It started at a bakery shop in Ueno train station, Tokyo. A pastry scanner could scan the pastries that the customer chose, calculate the bill, and display the payment as a total on a screen. No manual labour is needed.
In Japan, bakery success rate follows the variation in bakery items. It is difficult to memorise and remember all the pastries and their details. To replace that extra brainwork that could lead to faults, Hisashi Kambe, the founder of BRAIN, a research and development company based on various computer systems, prepared a machine that could take photos of pastries and self-learn the patterns from them. The sellers could easily mistake one pastry item for another, having overlooked tiny details. Therefore, a need for a computerised system that could think like the human brain to classify and recognise different patterns was deemed necessary.
Mr Kambe and his team continuously worked on building a machine based on image recognition and several algorithms. This machine called BakeryScan could detect the pastries flawlessly after a mammoth level of updates and tests. Quickly, the tale of BakeryScan spread all over Japan. Moreover, it captured the world's attention in a short span of time.
How BakeryScan did it? It took samples repeatedly and implemented Deep Learning at its core. Deep Learning needs a dataset, a huge one. Only then, the precision becomes sharper. For example, self-driving cars are the new awe to the world. On the other hand, remember the experiments on different online sites where they ask you to prove whether you are a bot or not? These are all examples of Deep Learning.
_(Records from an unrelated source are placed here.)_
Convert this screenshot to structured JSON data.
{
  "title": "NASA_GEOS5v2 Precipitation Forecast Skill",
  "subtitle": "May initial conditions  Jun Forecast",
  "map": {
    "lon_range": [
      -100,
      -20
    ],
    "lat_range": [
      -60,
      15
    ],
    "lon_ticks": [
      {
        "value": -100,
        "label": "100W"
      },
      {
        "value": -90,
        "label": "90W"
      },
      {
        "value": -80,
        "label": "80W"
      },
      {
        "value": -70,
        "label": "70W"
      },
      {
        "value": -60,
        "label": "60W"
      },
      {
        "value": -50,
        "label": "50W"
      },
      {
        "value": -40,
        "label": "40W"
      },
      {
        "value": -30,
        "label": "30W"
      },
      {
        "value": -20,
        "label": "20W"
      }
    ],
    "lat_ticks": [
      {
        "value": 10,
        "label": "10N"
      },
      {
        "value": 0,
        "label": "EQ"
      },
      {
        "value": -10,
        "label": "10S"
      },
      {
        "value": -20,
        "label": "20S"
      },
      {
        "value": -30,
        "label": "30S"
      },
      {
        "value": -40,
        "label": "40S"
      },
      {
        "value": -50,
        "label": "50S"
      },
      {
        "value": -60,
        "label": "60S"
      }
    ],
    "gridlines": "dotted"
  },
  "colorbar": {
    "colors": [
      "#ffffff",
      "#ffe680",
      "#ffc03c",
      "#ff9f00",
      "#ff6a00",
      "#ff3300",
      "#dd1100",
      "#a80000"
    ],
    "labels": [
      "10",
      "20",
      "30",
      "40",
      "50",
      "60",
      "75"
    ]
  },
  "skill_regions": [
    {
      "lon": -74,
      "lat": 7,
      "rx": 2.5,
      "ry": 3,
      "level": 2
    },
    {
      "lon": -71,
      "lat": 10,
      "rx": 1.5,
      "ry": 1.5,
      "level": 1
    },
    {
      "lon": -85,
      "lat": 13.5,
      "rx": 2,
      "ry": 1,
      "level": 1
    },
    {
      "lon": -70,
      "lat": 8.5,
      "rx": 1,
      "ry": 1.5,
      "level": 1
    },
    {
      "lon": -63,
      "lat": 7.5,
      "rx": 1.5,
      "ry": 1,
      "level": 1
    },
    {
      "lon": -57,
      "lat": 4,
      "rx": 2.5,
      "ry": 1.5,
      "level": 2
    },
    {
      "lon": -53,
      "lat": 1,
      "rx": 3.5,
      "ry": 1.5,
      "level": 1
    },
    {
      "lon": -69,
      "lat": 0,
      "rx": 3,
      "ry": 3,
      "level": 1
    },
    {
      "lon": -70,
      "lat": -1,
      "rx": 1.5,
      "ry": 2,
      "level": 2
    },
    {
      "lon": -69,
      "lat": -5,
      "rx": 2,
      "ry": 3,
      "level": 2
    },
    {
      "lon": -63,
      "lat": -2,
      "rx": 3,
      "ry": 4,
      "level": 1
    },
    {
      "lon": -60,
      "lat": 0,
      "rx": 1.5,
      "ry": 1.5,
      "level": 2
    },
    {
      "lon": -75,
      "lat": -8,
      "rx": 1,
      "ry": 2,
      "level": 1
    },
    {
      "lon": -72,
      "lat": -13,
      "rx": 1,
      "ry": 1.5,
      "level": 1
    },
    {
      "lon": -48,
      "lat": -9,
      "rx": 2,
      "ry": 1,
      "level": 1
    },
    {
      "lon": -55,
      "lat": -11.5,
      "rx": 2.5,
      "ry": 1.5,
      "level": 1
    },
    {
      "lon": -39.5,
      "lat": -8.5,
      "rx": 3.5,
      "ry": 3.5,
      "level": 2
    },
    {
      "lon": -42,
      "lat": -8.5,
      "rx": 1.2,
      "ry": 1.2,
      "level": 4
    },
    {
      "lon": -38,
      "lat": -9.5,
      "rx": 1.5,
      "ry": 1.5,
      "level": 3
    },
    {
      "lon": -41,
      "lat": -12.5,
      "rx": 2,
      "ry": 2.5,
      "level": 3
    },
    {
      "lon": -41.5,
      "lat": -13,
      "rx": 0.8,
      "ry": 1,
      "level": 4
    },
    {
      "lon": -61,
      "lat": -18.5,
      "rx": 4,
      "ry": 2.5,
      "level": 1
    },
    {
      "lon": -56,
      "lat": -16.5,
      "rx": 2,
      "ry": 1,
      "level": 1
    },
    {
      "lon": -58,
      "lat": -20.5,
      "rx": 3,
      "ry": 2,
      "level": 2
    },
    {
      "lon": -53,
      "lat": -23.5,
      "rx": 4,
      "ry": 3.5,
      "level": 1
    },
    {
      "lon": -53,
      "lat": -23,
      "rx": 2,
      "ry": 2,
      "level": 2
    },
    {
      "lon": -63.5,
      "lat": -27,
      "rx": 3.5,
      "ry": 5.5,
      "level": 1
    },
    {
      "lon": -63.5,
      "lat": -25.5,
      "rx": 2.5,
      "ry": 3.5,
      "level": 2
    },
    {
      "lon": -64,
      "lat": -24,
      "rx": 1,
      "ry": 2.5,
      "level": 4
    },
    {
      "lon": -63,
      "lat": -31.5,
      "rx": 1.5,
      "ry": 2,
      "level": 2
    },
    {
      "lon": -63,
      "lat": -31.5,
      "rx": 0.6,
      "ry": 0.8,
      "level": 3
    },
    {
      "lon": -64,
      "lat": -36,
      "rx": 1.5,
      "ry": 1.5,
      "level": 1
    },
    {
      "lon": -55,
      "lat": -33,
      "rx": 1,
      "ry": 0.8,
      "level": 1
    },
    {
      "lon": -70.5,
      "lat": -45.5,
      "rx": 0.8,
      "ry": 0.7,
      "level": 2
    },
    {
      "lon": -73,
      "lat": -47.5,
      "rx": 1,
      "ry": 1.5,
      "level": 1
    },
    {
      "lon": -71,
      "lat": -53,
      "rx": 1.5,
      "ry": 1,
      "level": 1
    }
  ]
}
It has been the dream of humans to get machines that could automatically detect shapes and figures like the combination of the human brain and the human eyes. Could machines do that? Neural Networks have become promising in the Artificial Intelligence area only in the past few years. In addition, Deep Learning came in. A neural network is a network where the neurons have multiple layers, and the layers are in order. The network can critically and precisely detect shapes and figures of a matter immediately after an experimental number of images has been shown to it.
To your surprise, there is a difference between bakery cells and carcinogenic cells (cells that could grow to cancer). A doctor at Louis Pasteur Center Medical Research, Kiyoto, Japan already knew about it and gave proper attention to BakeryScan just by seeing it on TV. Hisashi Kambe's team already had a grip on the details of a pastry's outer layer. How would a machine that can scan pastries scan cancer in the cells? The surprising revolution happened in 2017. For pathology, BakeryScan got remade. The technology that the BRAIN team had developed got renamed as AI-Scan. AI-Scan started multifunctioning across a variety of applications. For example, a company used it to check faulty wired balls in jet engines.
Cyto-AiSCAN, the remade version of BakeryScan, could detect carcinogenic cells faultlessly too. It had successfully managed to analyse a full slide containing multiple cells. It could identify the carcinogenic cells, and tests were successful in the two major hospitals situated in Kobe and Kyoto. The system of Cyto-AiSCAN was 99 per cent accurate and made the process much easier for doctors and pathologists working with cancer.
Hisashi Kambe and his team of diligent minds made BakeryScan in 2013. The machine now cells for an approximate price of 20000 dollars. Even in this pandemic, when items have cellophane papers wrapped around them, BakeryScan can classify pastries and show prices accordingly.